A cadenza regolare, ogni
anno, l’attenzione del mondo è focalizzata sui vertici dei cosiddetti “Grandi
della terra”. Li vediamo riuniti attorno a tavoli perfettamente addobbati,
sorridenti, in mezzo a bandiere multicolori, disposti in ordine rigorosamente
protocollare per la “foto di famiglia”. Dovrebbero decidere - si presume
- i destini del pianeta, risolvere conflitti e crisi umanitarie. Quando quelle
riunioni finiscono, tuttavia, troppo spesso le guerre proseguono o addirittura
ne scoppiano di nuove, le crisi si acuiscono, le tregue non tengono, i deboli e
specialmente i bambini continuano a morire. Eppure, basterebbe ascoltarli.
Dostoevskij coglie perfettamente la giocosa serietà e la competenza innata dei
bambini: «I grandi non sanno che, perfino sulle questioni più difficili, un
bambino è in grado di dare un consiglio assolutamente serio». Giovanni Pascoli
riteneva che in ognuno si celasse un «fanciullino», ovvero la capacità di
guardare alla realtà con uno sguardo capace di coglierne la meraviglia, di
intuire la struttura profonda del mondo. Il Presidente della Repubblica,
Sergio Mattarella, nel suo recente discorso al Bundestag, ha denunciato
«l’applicazione sistematica della ignobile pratica della rappresaglia contro
gli innocenti». Innocente, etimologicamente, significa colui che “non
nuoce”: in-nocens. Non solo colui che non ha colpe passate, ma che,
in assoluto, non può averne. La cartina di tornasole del potere, da quello
municipale a quello imperiale, è proprio come tratta gli innocenti.
Le zone di conflitto
Oggi, secondo l’Unicef,
un bambino su sei nel mondo vive in una zona di conflitto. In Ucraina, oltre
2.400 bambini hanno perso la vita, molti sono stati sottratti alle loro
famiglie e condotti in Russia. La crisi umanitaria del Sudan per i bambini è,
per numeri, la più grande al mondo. Migliaia di minori sono morti per via della
guerra tra le fazioni militari, le malattie, la carestia, le atrocità. A
Gaza, l’Unicef riporta che 18.430 minori sono stati uccisi o gravemente
menomati. E per quelli sopravvissuti non basta accoglierli, come pure è
doveroso, necessario, urgente, nei nostri ospedali, se non ci si chiede chi li
ha ridotti in tale stato - amputati, traumatizzati, cronicizzati nelle malattie
indotte da guerrieri vili, che prendono di mira gli indifesi ed i deboli.
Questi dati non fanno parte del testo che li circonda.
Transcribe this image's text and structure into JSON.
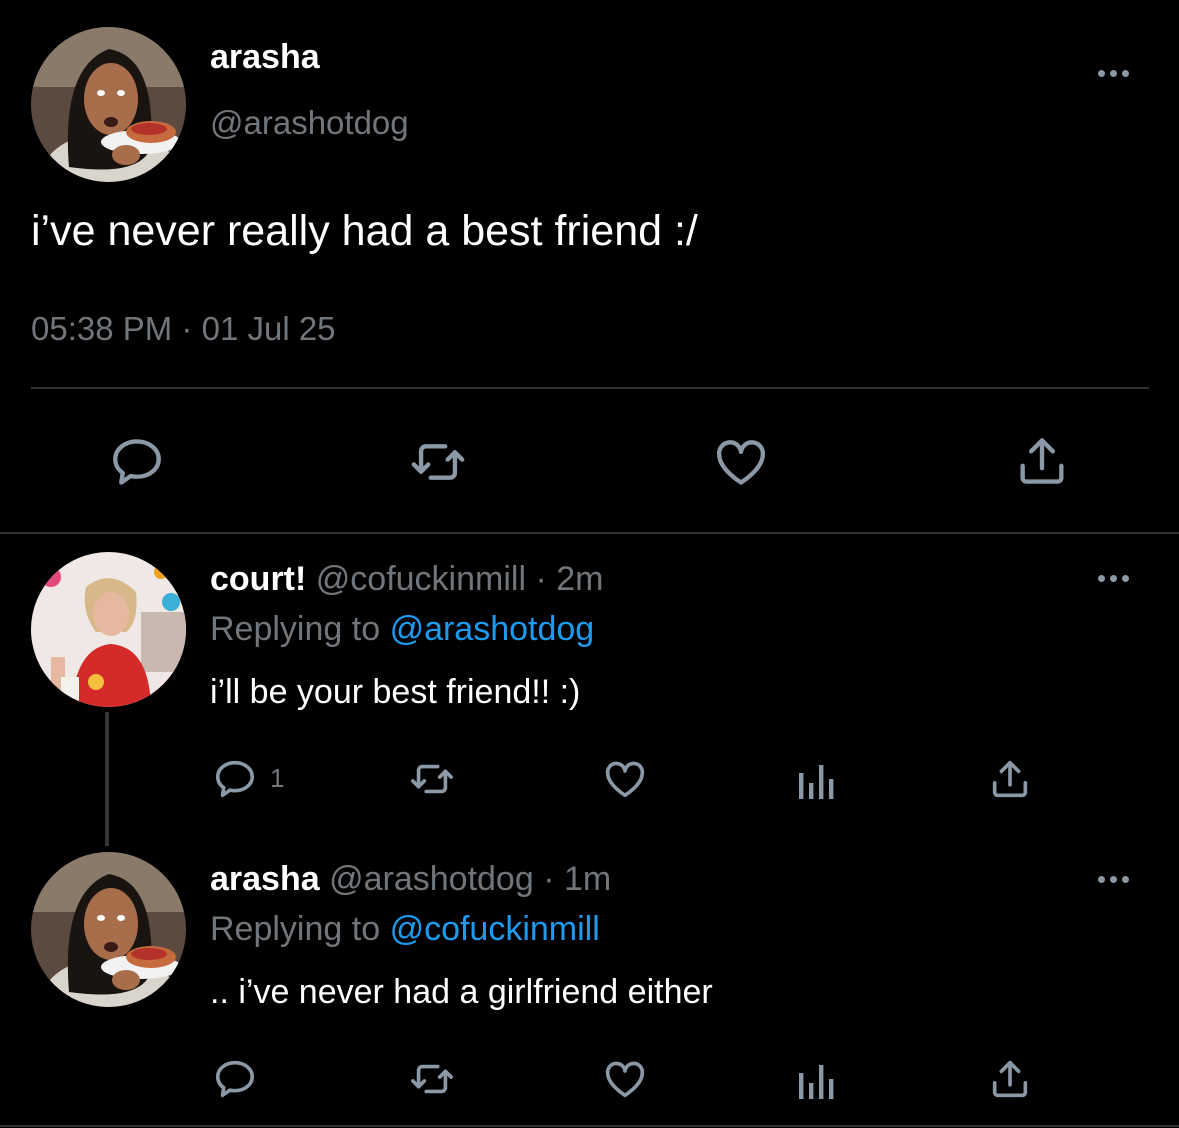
{
  "main_tweet": {
    "display_name": "arasha",
    "handle": "@arashotdog",
    "text": "i’ve never really had a best friend :/",
    "time": "05:38 PM",
    "separator": "·",
    "date": "01 Jul 25"
  },
  "replies": [
    {
      "display_name": "court!",
      "handle": "@cofuckinmill",
      "separator": "·",
      "age": "2m",
      "replying_prefix": "Replying to",
      "replying_to": "@arashotdog",
      "text": "i’ll be your best friend!! :)",
      "reply_count": "1"
    },
    {
      "display_name": "arasha",
      "handle": "@arashotdog",
      "separator": "·",
      "age": "1m",
      "replying_prefix": "Replying to",
      "replying_to": "@cofuckinmill",
      "text": ".. i’ve never had a girlfriend either",
      "reply_count": ""
    }
  ],
  "icons": [
    "more-icon",
    "reply-icon",
    "retweet-icon",
    "like-icon",
    "views-icon",
    "share-icon"
  ],
  "colors": {
    "background": "#000000",
    "text": "#e7e9ea",
    "muted": "#71767b",
    "link": "#1d9bf0",
    "divider": "#2f3336"
  }
}
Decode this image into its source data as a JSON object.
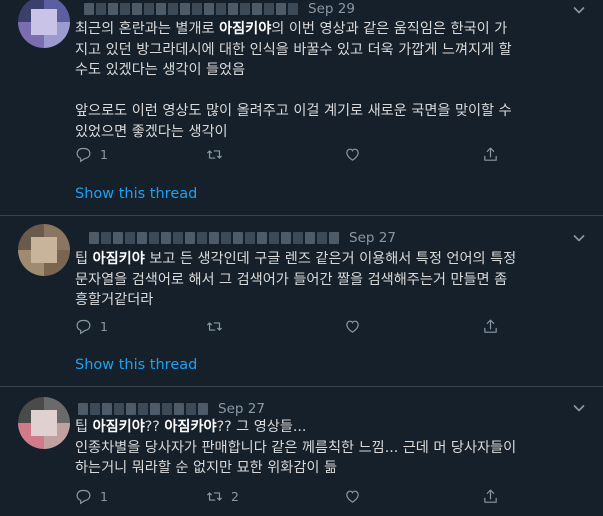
{
  "tweets": [
    {
      "date": "Sep 29",
      "body_lines": [
        [
          {
            "t": "최근의 혼란과는 별개로 "
          },
          {
            "t": "아짐키야",
            "b": true
          },
          {
            "t": "의 이번 영상과 같은 움직임은 한국이 가"
          }
        ],
        [
          {
            "t": "지고 있던 방그라데시에 대한 인식을 바꿀수 있고 더욱 가깝게 느껴지게 할"
          }
        ],
        [
          {
            "t": "수도 있겠다는 생각이 들었음"
          }
        ],
        [
          {
            "t": ""
          }
        ],
        [
          {
            "t": "앞으로도 이런 영상도 많이 올려주고 이걸 계기로 새로운 국면을 맞이할 수"
          }
        ],
        [
          {
            "t": "있었으면 좋겠다는 생각이"
          }
        ]
      ],
      "reply_count": "1",
      "retweet_count": "",
      "like_count": "",
      "show_thread": "Show this thread"
    },
    {
      "date": "Sep 27",
      "body_lines": [
        [
          {
            "t": "팁 "
          },
          {
            "t": "아짐키야",
            "b": true
          },
          {
            "t": " 보고 든 생각인데 구글 렌즈 같은거 이용해서 특정 언어의 특정"
          }
        ],
        [
          {
            "t": "문자열을 검색어로 해서 그 검색어가 들어간 짤을 검색해주는거 만들면 좀"
          }
        ],
        [
          {
            "t": "흥할거같더라"
          }
        ]
      ],
      "reply_count": "1",
      "retweet_count": "",
      "like_count": "",
      "show_thread": "Show this thread"
    },
    {
      "date": "Sep 27",
      "body_lines": [
        [
          {
            "t": "팁 "
          },
          {
            "t": "아짐키야",
            "b": true
          },
          {
            "t": "?? "
          },
          {
            "t": "아짐카야",
            "b": true
          },
          {
            "t": "?? 그 영상들..."
          }
        ],
        [
          {
            "t": "인종차별을 당사자가 판매합니다 같은 께름칙한 느낌... 근데 머 당사자들이"
          }
        ],
        [
          {
            "t": "하는거니 뭐라할 순 없지만 묘한 위화감이 듦"
          }
        ]
      ],
      "reply_count": "1",
      "retweet_count": "2",
      "like_count": ""
    }
  ],
  "icons": {
    "reply": "reply-icon",
    "retweet": "retweet-icon",
    "like": "heart-icon",
    "share": "share-icon",
    "more": "chevron-down-icon"
  },
  "colors": {
    "background": "#15202b",
    "separator": "#38444d",
    "link": "#1da1f2",
    "muted": "#8899a6",
    "text": "#d9d9d9"
  }
}
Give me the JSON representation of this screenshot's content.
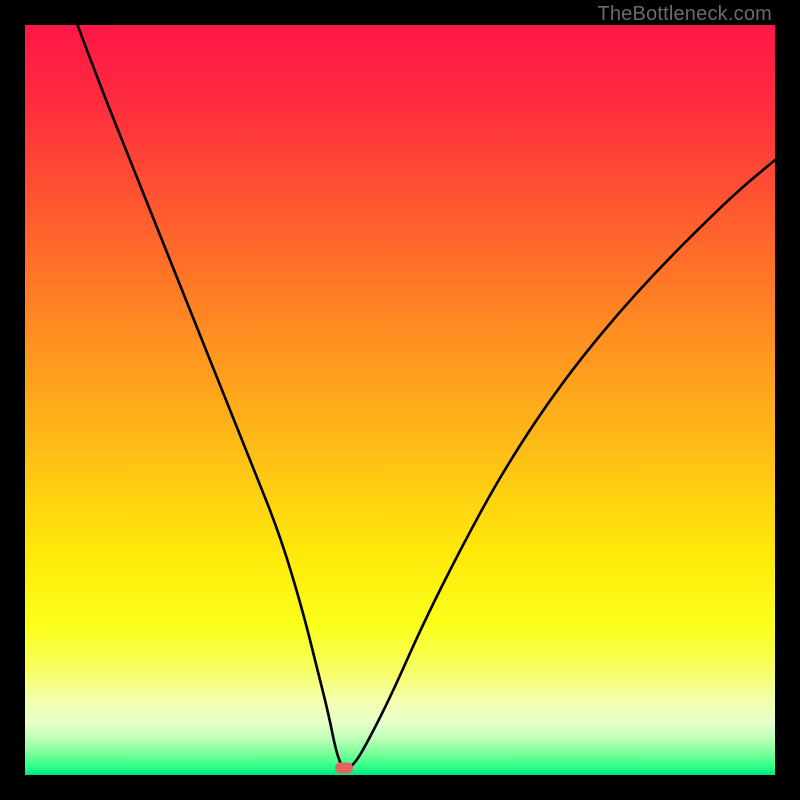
{
  "watermark": "TheBottleneck.com",
  "marker": {
    "x_pct": 42.5,
    "y_pct": 99.0,
    "color": "#e06666"
  },
  "gradient_stops": [
    {
      "pct": 0,
      "color": "#ff1746"
    },
    {
      "pct": 10,
      "color": "#ff2b3e"
    },
    {
      "pct": 25,
      "color": "#ff5a2f"
    },
    {
      "pct": 40,
      "color": "#ff8a22"
    },
    {
      "pct": 55,
      "color": "#ffb817"
    },
    {
      "pct": 70,
      "color": "#ffe80a"
    },
    {
      "pct": 80,
      "color": "#fbff1a"
    },
    {
      "pct": 86,
      "color": "#f6ff62"
    },
    {
      "pct": 90,
      "color": "#f4ffad"
    },
    {
      "pct": 93,
      "color": "#e6ffca"
    },
    {
      "pct": 95,
      "color": "#c1ffb8"
    },
    {
      "pct": 97,
      "color": "#7dff9c"
    },
    {
      "pct": 99,
      "color": "#2aff88"
    },
    {
      "pct": 100,
      "color": "#00e67a"
    }
  ],
  "chart_data": {
    "type": "line",
    "title": "",
    "xlabel": "",
    "ylabel": "",
    "xlim": [
      0,
      100
    ],
    "ylim": [
      0,
      100
    ],
    "note": "x is percent across plot width, y is bottleneck percent (0 at bottom/green, 100 at top/red). V-shaped curve with minimum near x≈42.",
    "series": [
      {
        "name": "bottleneck-curve",
        "x": [
          7,
          10,
          14,
          18,
          22,
          26,
          30,
          34,
          37,
          39,
          40.5,
          41.5,
          42.5,
          44,
          46,
          49,
          53,
          58,
          64,
          72,
          82,
          94,
          100
        ],
        "y": [
          100,
          92,
          82,
          72,
          62,
          52,
          42,
          32,
          22,
          14,
          8,
          3,
          0.5,
          1.5,
          5,
          11,
          20,
          30,
          41,
          53,
          65,
          77,
          82
        ]
      }
    ],
    "marker": {
      "x": 42.5,
      "y": 1.0
    },
    "background": "vertical-gradient-red-to-green"
  }
}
Non
basta dire che sono stati oltrepassati i limiti, se non si indentificano – essi
sì – i veri colpevoli, se non si fa nulla per fermarli, se non ci si adopera
affinché rispondano dei loro crimini, se non si risale alle responsabilità politiche
ultime.
Un infanticidio differito
Troppi minori vengono
reclutati e impiegati nei conflitti armati in tutto il mondo. Tra il 2005 e il
2022, oltre 105.000 bambini sono stati schierati dalle parti in conflitto, ma
il numero effettivo dei casi è sicuramente molto più alto. Ragazzini costretti
a impugnare un’arma invece di una matita. Tutto ciò, nonostante il fatto che la
Convenzione sui Diritti dell’Infanzia e dell’Adolescenza, adottata dalle
Nazioni Unite nel 1989, sia ad oggi il Trattato più ratificato, ma forse anche
tra i meno rispettati, della storia. Un grande polemologo, Gaston
Bouthoul, concepiva la guerra come un infanticidio differito. Riprendendo
questa terribile verità in chiave letteraria, Oriana Fallaci scriverà, in Lettera
ad un bambino mai nato, che «la guerra è un infanticidio in massa, rinviato
di vent’anni». Ma alla guerra generalizzata non corrisponde una pace generica:
di paci ce ne sono almeno tre tipi, come suggeriva Johan Galtung. La Pace
Diretta è la semplice assenza di violenza fisica o diretta, come nei conflitti
armati o nella violenza individuale. Ma – per quanto essenziale – è solo una
condizione di base, non sufficiente a garantire una pace duratura. C’è però
bisogno anche della Pace Strutturale, che riguarda la rimozione delle ingiustizie
sociali ed economiche, le disuguaglianze e le strutture oppressive che
impediscono l'accesso equo alle risorse, ai diritti e alle opportunità.
La pace culturale
Ma soprattutto c’è la Pace Culturale, che riguarda le attitudini, le ideologie e le convinzioni che ammettono o addirittura giustificano la violenza e l’intolleranza. La pace culturale promuove il rispetto, la comprensione reciproca e la non-violenza, non solo a livello individuale, ma anche a livello delle comunità e della società. Si costruisce attraverso l’educazione e la diffusione di valori di empatia, solidarietà e cooperazione. In Colombia, dal 2014 è in atto un’iniziativa educativa esemplare: la creazione di una “cattedra della pace”. Una legge introduce in tutte le scuole del Paese un insegnamento obbligatorio volto a promuovere competenze di convivenza, mediazione e cittadinanza democratica. In Italia, anche senza aspirare a tanto, il prossimo 20 novembre, in occasione della Giornata mondiale dei diritti dell’infanzia e dell’adolescenza, si potrebbe lanciare l’iniziativa del “banco vuoto”. Un banco lasciato libero per ricordare le vite spezzate di tutti i bambini ed i ragazzi che la guerra dei grandi ha sottratto al futuro del mondo. Un banco da cui gli alunni, a turno, potrebbero condividere riflessioni, proporre azioni, esprimersi creativamente, o semplicemente colmare, anche con il semplice silenzio, una tragica assenza con una presenza. Sedersi in rappresentanza dei loro coetanei che non ci sono più. La grande strategia è importante, ma altrettanto lo è la micro-fondazione della pace. Se è certamente necessario perseguire la Pace con la maiuscola, altrettanto indispensabile è costruire con tenacia, giorno per giorno, tante piccole “paci”.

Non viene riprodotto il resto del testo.